Наташа, которая всё время внимательно прислушивалась к нашему разговору, удивлённо взглянула на неё, потом на меня, будто спросила: зачем же ты так обидел Аннушку? Потом губы у неё горестно вздрогнули, и она вдруг заревела ещё громче Аннушки.
Ну что мне делать с этим невыносимым народом? Хоть сам реви вместе с ними!
- А ну, плаксы, марш из комнаты! - возмутился я. - Нечего здесь сырость разводить! Идите куда хотите и плачьте сколько вам угодно! А то завели привычку мешать занятому человеку!
Конечно, это было жестоко, но иначе я не мог. Уступишь раз, а потом они сядут тебе на шею. А я же не вол и не верблюд…
Когда они вышли, я снова сел за стол и обложился книгами.
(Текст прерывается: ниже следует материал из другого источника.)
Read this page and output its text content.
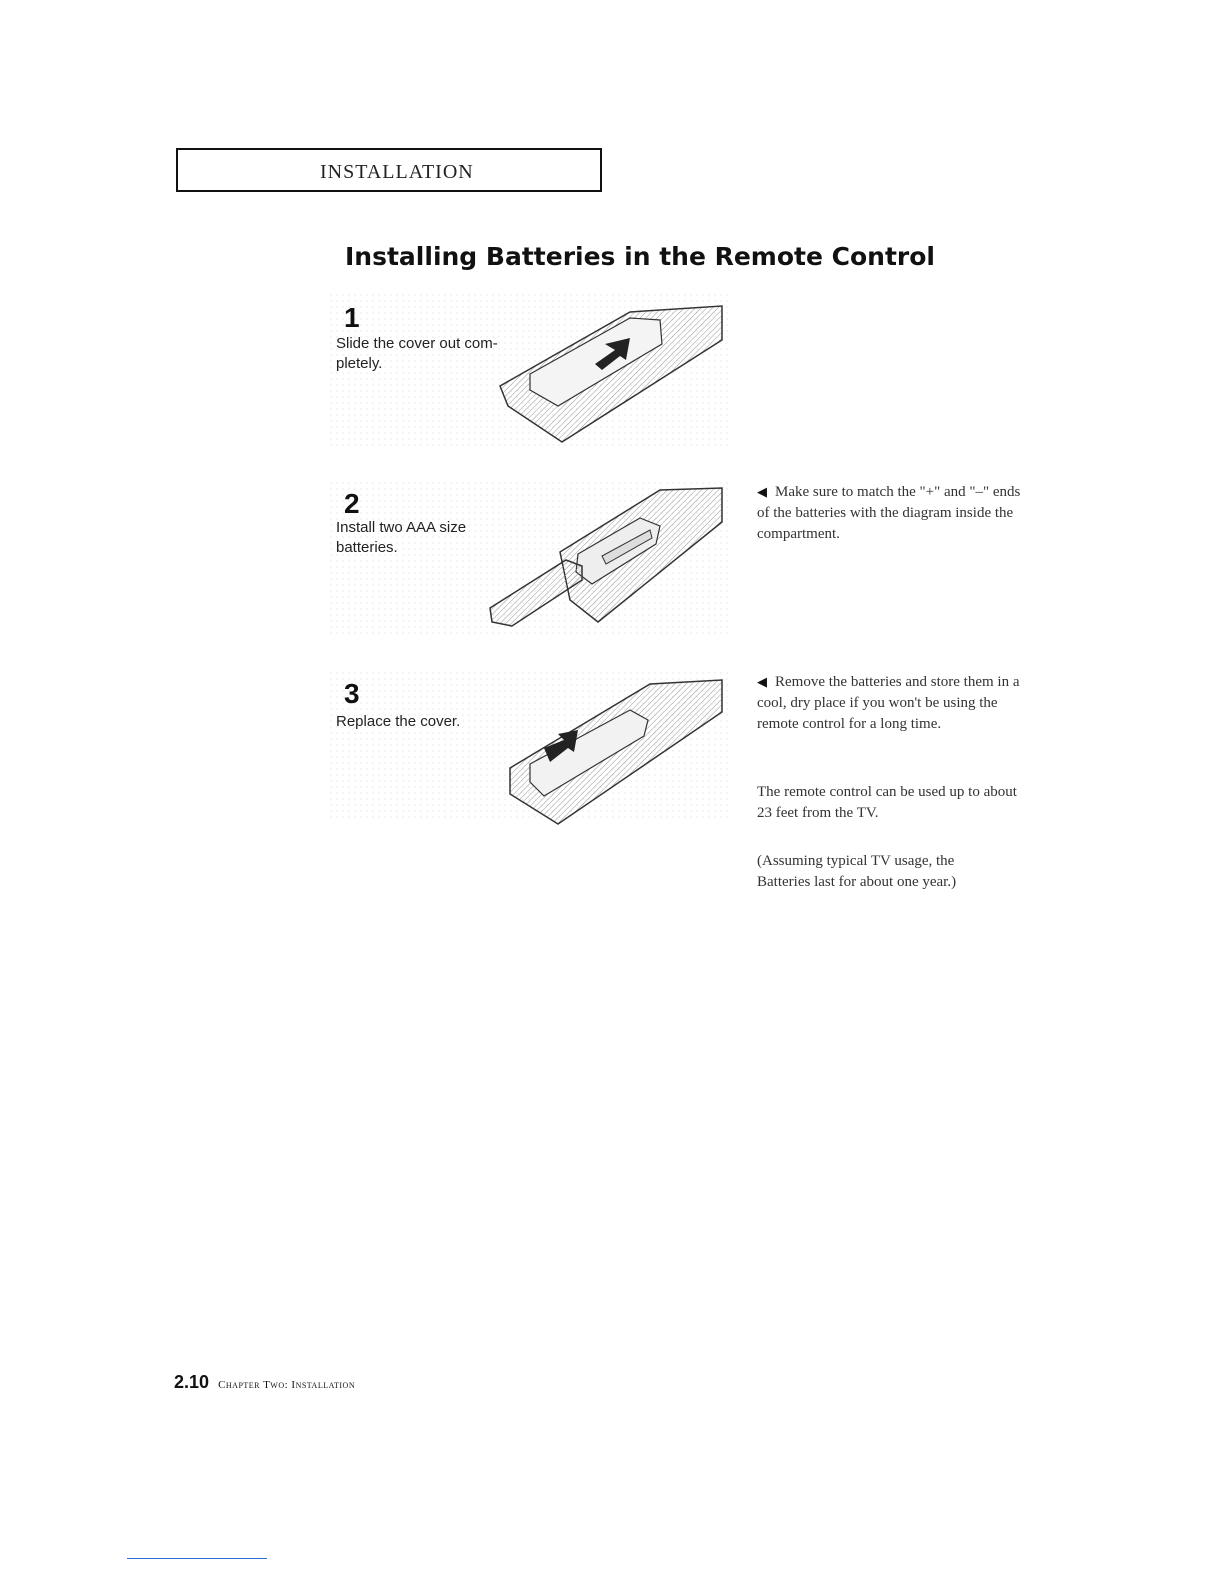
INSTALLATION
Installing Batteries in the Remote Control
1
Slide the cover out com- pletely.
2
Install two AAA size batteries.
3
Replace the cover.
◀ Make sure to match the "+" and "–" ends of the batteries with the diagram inside the compartment.
◀ Remove the batteries and store them in a cool, dry place if you won't be using the remote control for a long time.
The remote control can be used up to about 23 feet from the TV.
(Assuming typical TV usage, the Batteries last for about one year.)
2.10 Chapter Two: Installation
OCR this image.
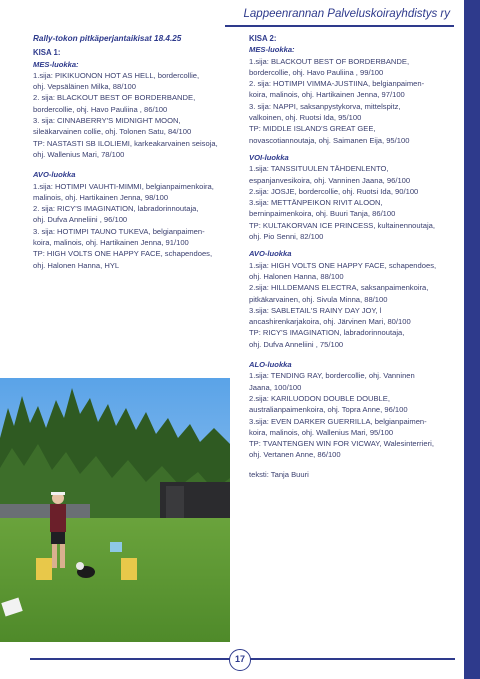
Lappeenrannan Palveluskoirayhdistys ry
Rally-tokon pitkäperjantaikisat 18.4.25
KISA 1:
MES-luokka:
1.sija: PIKIKUONON HOT AS HELL, bordercollie,
ohj. Vepsäläinen Milka, 88/100
2. sija: BLACKOUT BEST OF BORDERBANDE,
bordercollie, ohj. Havo Pauliina , 86/100
3. sija: CINNABERRY'S MIDNIGHT MOON,
sileäkarvainen collie, ohj. Tolonen Satu, 84/100
TP: NASTASTI SB ILOLIEMI, karkeakarvainen seisoja,
ohj. Wallenius Mari, 78/100
AVO-luokka
1.sija: HOTIMPI VAUHTI-MIMMI, belgianpaimenkoira,
malinois, ohj. Hartikainen Jenna, 98/100
2. sija: RICY'S IMAGINATION, labradorinnoutaja,
ohj. Dufva Anneliini , 96/100
3. sija: HOTIMPI TAUNO TUKEVA, belgianpaimen-
koira, malinois, ohj. Hartikainen Jenna, 91/100
TP: HIGH VOLTS ONE HAPPY FACE, schapendoes,
ohj. Halonen Hanna, HYL
KISA 2:
MES-luokka:
1.sija: BLACKOUT BEST OF BORDERBANDE,
bordercollie, ohj. Havo Pauliina , 99/100
2. sija: HOTIMPI VIMMA-JUSTIINA, belgianpaimen-
koira, malinois, ohj. Hartikainen Jenna, 97/100
3. sija: NAPPI, saksanpystykorva, mittelspitz,
valkoinen, ohj. Ruotsi Ida, 95/100
TP: MIDDLE ISLAND'S GREAT GEE,
novascotiannoutaja, ohj. Saimanen Eija, 95/100
VOI-luokka
1.sija: TANSSITUULEN TÄHDENLENTO,
espanjanvesikoira, ohj. Vanninen Jaana, 96/100
2.sija: JOSJE, bordercollie, ohj. Ruotsi Ida, 90/100
3.sija: METTÄNPEIKON RIVIT ALOON,
berninpaimenkoira, ohj. Buuri Tanja, 86/100
TP: KULTAKORVAN ICE PRINCESS, kultainennoutaja,
ohj. Pio Senni, 82/100
AVO-luokka
1.sija: HIGH VOLTS ONE HAPPY FACE, schapendoes,
ohj. Halonen Hanna, 88/100
2.sija: HILLDEMANS ELECTRA, saksanpaimenkoira,
pitkäkarvainen, ohj. Sivula Minna, 88/100
3.sija: SABLETAIL'S RAINY DAY JOY, l
ancashirenkarjakoira, ohj. Järvinen Mari, 80/100
TP: RICY'S IMAGINATION, labradorinnoutaja,
ohj. Dufva Anneliini , 75/100
ALO-luokka
1.sija: TENDING RAY, bordercollie, ohj. Vanninen
Jaana, 100/100
2.sija: KARILUODON DOUBLE DOUBLE,
australianpaimenkoira, ohj. Topra Anne, 96/100
3.sija: EVEN DARKER GUERRILLA, belgianpaimen-
koira, malinois, ohj. Wallenius Mari, 95/100
TP: TVANTENGEN WIN FOR VICWAY, Walesinterrieri,
ohj. Vertanen Anne, 86/100
teksti: Tanja Buuri
17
Но какая может быть работа после всего того, что здесь случилось?
Аннушка исчезла
За обеденный стол мы сели втроём.
- А где же Аннушка? - спросил я у Наташи.
- Мы сначала плакали в малине, - беззаботно ответила она, склонившись над тарелкой. - Потом я ушла плакать на вишню, а Аннушка осталась.
Мама укоризненно посмотрела на меня.
- Наверное, обидел ты её чем-нибудь? - спросила она.
- Повздорили мы немного, - виновато признался я.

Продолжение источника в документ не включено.